Planicies de Feians. Feians, ancienne maison de la prévôté du Chapitre de la Major, commune de Marseille, quartier de Mazargues, sur Couffone. C’était là que se trouvait la limite de la juridiction de l’abbaye de Saint-Victor. Première mention : le 5 juillet 1218 : Villula de Feiam, (charte aux archives de la Major).

1480 – 10 juillet : Mort du roi René.
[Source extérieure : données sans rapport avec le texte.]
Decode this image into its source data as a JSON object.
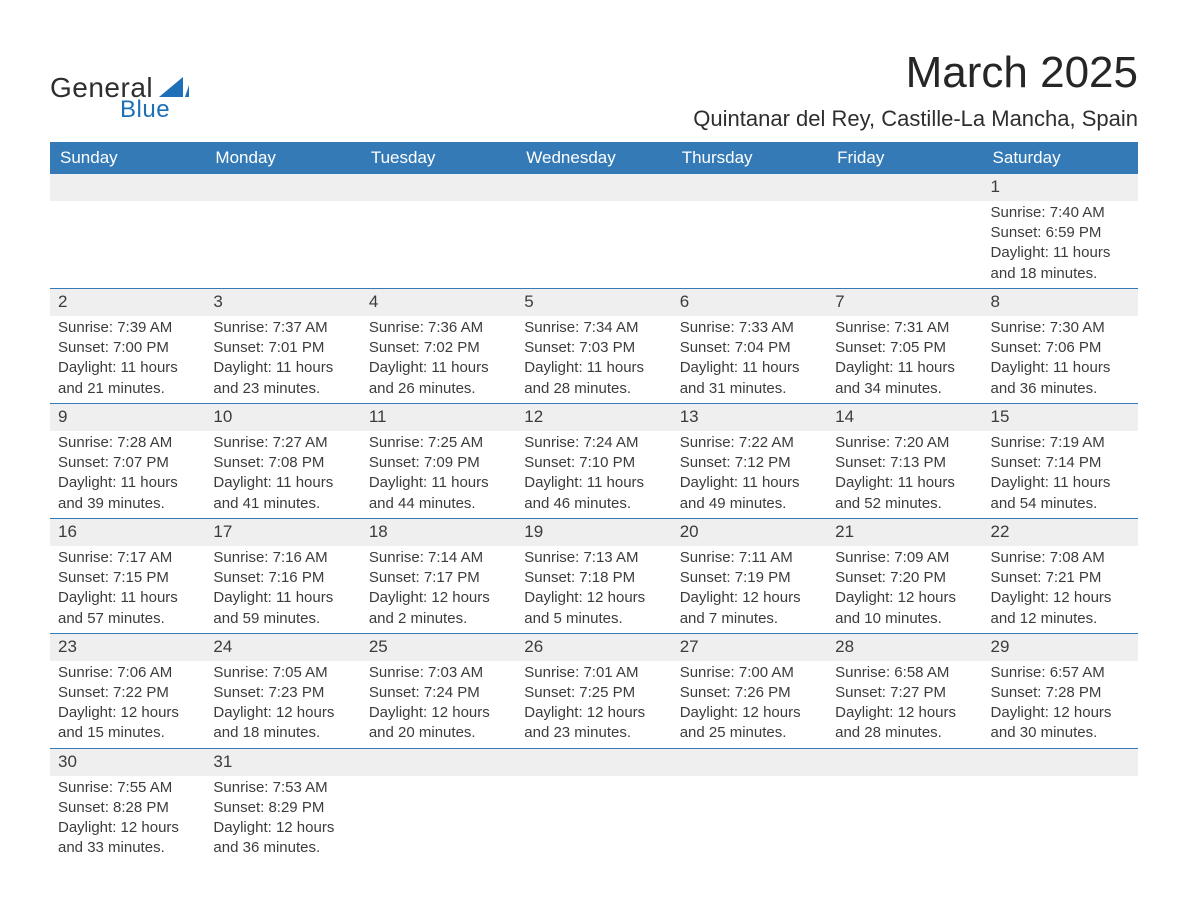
{
  "logo": {
    "text_general": "General",
    "text_blue": "Blue",
    "shape_color": "#1d6fb8"
  },
  "title": "March 2025",
  "subtitle": "Quintanar del Rey, Castille-La Mancha, Spain",
  "header_bg": "#337ab7",
  "daynum_bg": "#efefef",
  "text_color": "#3c3c3c",
  "day_headers": [
    "Sunday",
    "Monday",
    "Tuesday",
    "Wednesday",
    "Thursday",
    "Friday",
    "Saturday"
  ],
  "weeks": [
    [
      null,
      null,
      null,
      null,
      null,
      null,
      {
        "n": "1",
        "sr": "Sunrise: 7:40 AM",
        "ss": "Sunset: 6:59 PM",
        "dl1": "Daylight: 11 hours",
        "dl2": "and 18 minutes."
      }
    ],
    [
      {
        "n": "2",
        "sr": "Sunrise: 7:39 AM",
        "ss": "Sunset: 7:00 PM",
        "dl1": "Daylight: 11 hours",
        "dl2": "and 21 minutes."
      },
      {
        "n": "3",
        "sr": "Sunrise: 7:37 AM",
        "ss": "Sunset: 7:01 PM",
        "dl1": "Daylight: 11 hours",
        "dl2": "and 23 minutes."
      },
      {
        "n": "4",
        "sr": "Sunrise: 7:36 AM",
        "ss": "Sunset: 7:02 PM",
        "dl1": "Daylight: 11 hours",
        "dl2": "and 26 minutes."
      },
      {
        "n": "5",
        "sr": "Sunrise: 7:34 AM",
        "ss": "Sunset: 7:03 PM",
        "dl1": "Daylight: 11 hours",
        "dl2": "and 28 minutes."
      },
      {
        "n": "6",
        "sr": "Sunrise: 7:33 AM",
        "ss": "Sunset: 7:04 PM",
        "dl1": "Daylight: 11 hours",
        "dl2": "and 31 minutes."
      },
      {
        "n": "7",
        "sr": "Sunrise: 7:31 AM",
        "ss": "Sunset: 7:05 PM",
        "dl1": "Daylight: 11 hours",
        "dl2": "and 34 minutes."
      },
      {
        "n": "8",
        "sr": "Sunrise: 7:30 AM",
        "ss": "Sunset: 7:06 PM",
        "dl1": "Daylight: 11 hours",
        "dl2": "and 36 minutes."
      }
    ],
    [
      {
        "n": "9",
        "sr": "Sunrise: 7:28 AM",
        "ss": "Sunset: 7:07 PM",
        "dl1": "Daylight: 11 hours",
        "dl2": "and 39 minutes."
      },
      {
        "n": "10",
        "sr": "Sunrise: 7:27 AM",
        "ss": "Sunset: 7:08 PM",
        "dl1": "Daylight: 11 hours",
        "dl2": "and 41 minutes."
      },
      {
        "n": "11",
        "sr": "Sunrise: 7:25 AM",
        "ss": "Sunset: 7:09 PM",
        "dl1": "Daylight: 11 hours",
        "dl2": "and 44 minutes."
      },
      {
        "n": "12",
        "sr": "Sunrise: 7:24 AM",
        "ss": "Sunset: 7:10 PM",
        "dl1": "Daylight: 11 hours",
        "dl2": "and 46 minutes."
      },
      {
        "n": "13",
        "sr": "Sunrise: 7:22 AM",
        "ss": "Sunset: 7:12 PM",
        "dl1": "Daylight: 11 hours",
        "dl2": "and 49 minutes."
      },
      {
        "n": "14",
        "sr": "Sunrise: 7:20 AM",
        "ss": "Sunset: 7:13 PM",
        "dl1": "Daylight: 11 hours",
        "dl2": "and 52 minutes."
      },
      {
        "n": "15",
        "sr": "Sunrise: 7:19 AM",
        "ss": "Sunset: 7:14 PM",
        "dl1": "Daylight: 11 hours",
        "dl2": "and 54 minutes."
      }
    ],
    [
      {
        "n": "16",
        "sr": "Sunrise: 7:17 AM",
        "ss": "Sunset: 7:15 PM",
        "dl1": "Daylight: 11 hours",
        "dl2": "and 57 minutes."
      },
      {
        "n": "17",
        "sr": "Sunrise: 7:16 AM",
        "ss": "Sunset: 7:16 PM",
        "dl1": "Daylight: 11 hours",
        "dl2": "and 59 minutes."
      },
      {
        "n": "18",
        "sr": "Sunrise: 7:14 AM",
        "ss": "Sunset: 7:17 PM",
        "dl1": "Daylight: 12 hours",
        "dl2": "and 2 minutes."
      },
      {
        "n": "19",
        "sr": "Sunrise: 7:13 AM",
        "ss": "Sunset: 7:18 PM",
        "dl1": "Daylight: 12 hours",
        "dl2": "and 5 minutes."
      },
      {
        "n": "20",
        "sr": "Sunrise: 7:11 AM",
        "ss": "Sunset: 7:19 PM",
        "dl1": "Daylight: 12 hours",
        "dl2": "and 7 minutes."
      },
      {
        "n": "21",
        "sr": "Sunrise: 7:09 AM",
        "ss": "Sunset: 7:20 PM",
        "dl1": "Daylight: 12 hours",
        "dl2": "and 10 minutes."
      },
      {
        "n": "22",
        "sr": "Sunrise: 7:08 AM",
        "ss": "Sunset: 7:21 PM",
        "dl1": "Daylight: 12 hours",
        "dl2": "and 12 minutes."
      }
    ],
    [
      {
        "n": "23",
        "sr": "Sunrise: 7:06 AM",
        "ss": "Sunset: 7:22 PM",
        "dl1": "Daylight: 12 hours",
        "dl2": "and 15 minutes."
      },
      {
        "n": "24",
        "sr": "Sunrise: 7:05 AM",
        "ss": "Sunset: 7:23 PM",
        "dl1": "Daylight: 12 hours",
        "dl2": "and 18 minutes."
      },
      {
        "n": "25",
        "sr": "Sunrise: 7:03 AM",
        "ss": "Sunset: 7:24 PM",
        "dl1": "Daylight: 12 hours",
        "dl2": "and 20 minutes."
      },
      {
        "n": "26",
        "sr": "Sunrise: 7:01 AM",
        "ss": "Sunset: 7:25 PM",
        "dl1": "Daylight: 12 hours",
        "dl2": "and 23 minutes."
      },
      {
        "n": "27",
        "sr": "Sunrise: 7:00 AM",
        "ss": "Sunset: 7:26 PM",
        "dl1": "Daylight: 12 hours",
        "dl2": "and 25 minutes."
      },
      {
        "n": "28",
        "sr": "Sunrise: 6:58 AM",
        "ss": "Sunset: 7:27 PM",
        "dl1": "Daylight: 12 hours",
        "dl2": "and 28 minutes."
      },
      {
        "n": "29",
        "sr": "Sunrise: 6:57 AM",
        "ss": "Sunset: 7:28 PM",
        "dl1": "Daylight: 12 hours",
        "dl2": "and 30 minutes."
      }
    ],
    [
      {
        "n": "30",
        "sr": "Sunrise: 7:55 AM",
        "ss": "Sunset: 8:28 PM",
        "dl1": "Daylight: 12 hours",
        "dl2": "and 33 minutes."
      },
      {
        "n": "31",
        "sr": "Sunrise: 7:53 AM",
        "ss": "Sunset: 8:29 PM",
        "dl1": "Daylight: 12 hours",
        "dl2": "and 36 minutes."
      },
      null,
      null,
      null,
      null,
      null
    ]
  ]
}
Avènement de Charles III (« Chronologie » dans Martin Aurell, Jean-Paul Boyer, Noël Coulet – La Provence au Moyen Âge, 2005).

Le roi René mourut le 10 juillet 1480. Il avait partagé de son vivant sa succession dans les conditions suivantes : à son petit-fils, René de Vaudemont, il attribua les duchés de Lorraine et du Bar ; à son neveu Charles du Maine, les comtés d’Anjou et de Provence, et ses prétentions sur Naples ; ces prétentions seront à l’origines de toute une série de guerres menées en Italie qui ne trouveront leur conclusion qu’en 1559. Sa fille Yolande eut en partage sur la terre de Provence les seigneuries de Lambesc, d’Orgon, d’Aygalières, qui passèrent ensuite dans la maison de Guise, branche cadette de celle de Lorraine (J. de Martinenq, La succession de Provence à la fin du XVe s, Toulon, 1921).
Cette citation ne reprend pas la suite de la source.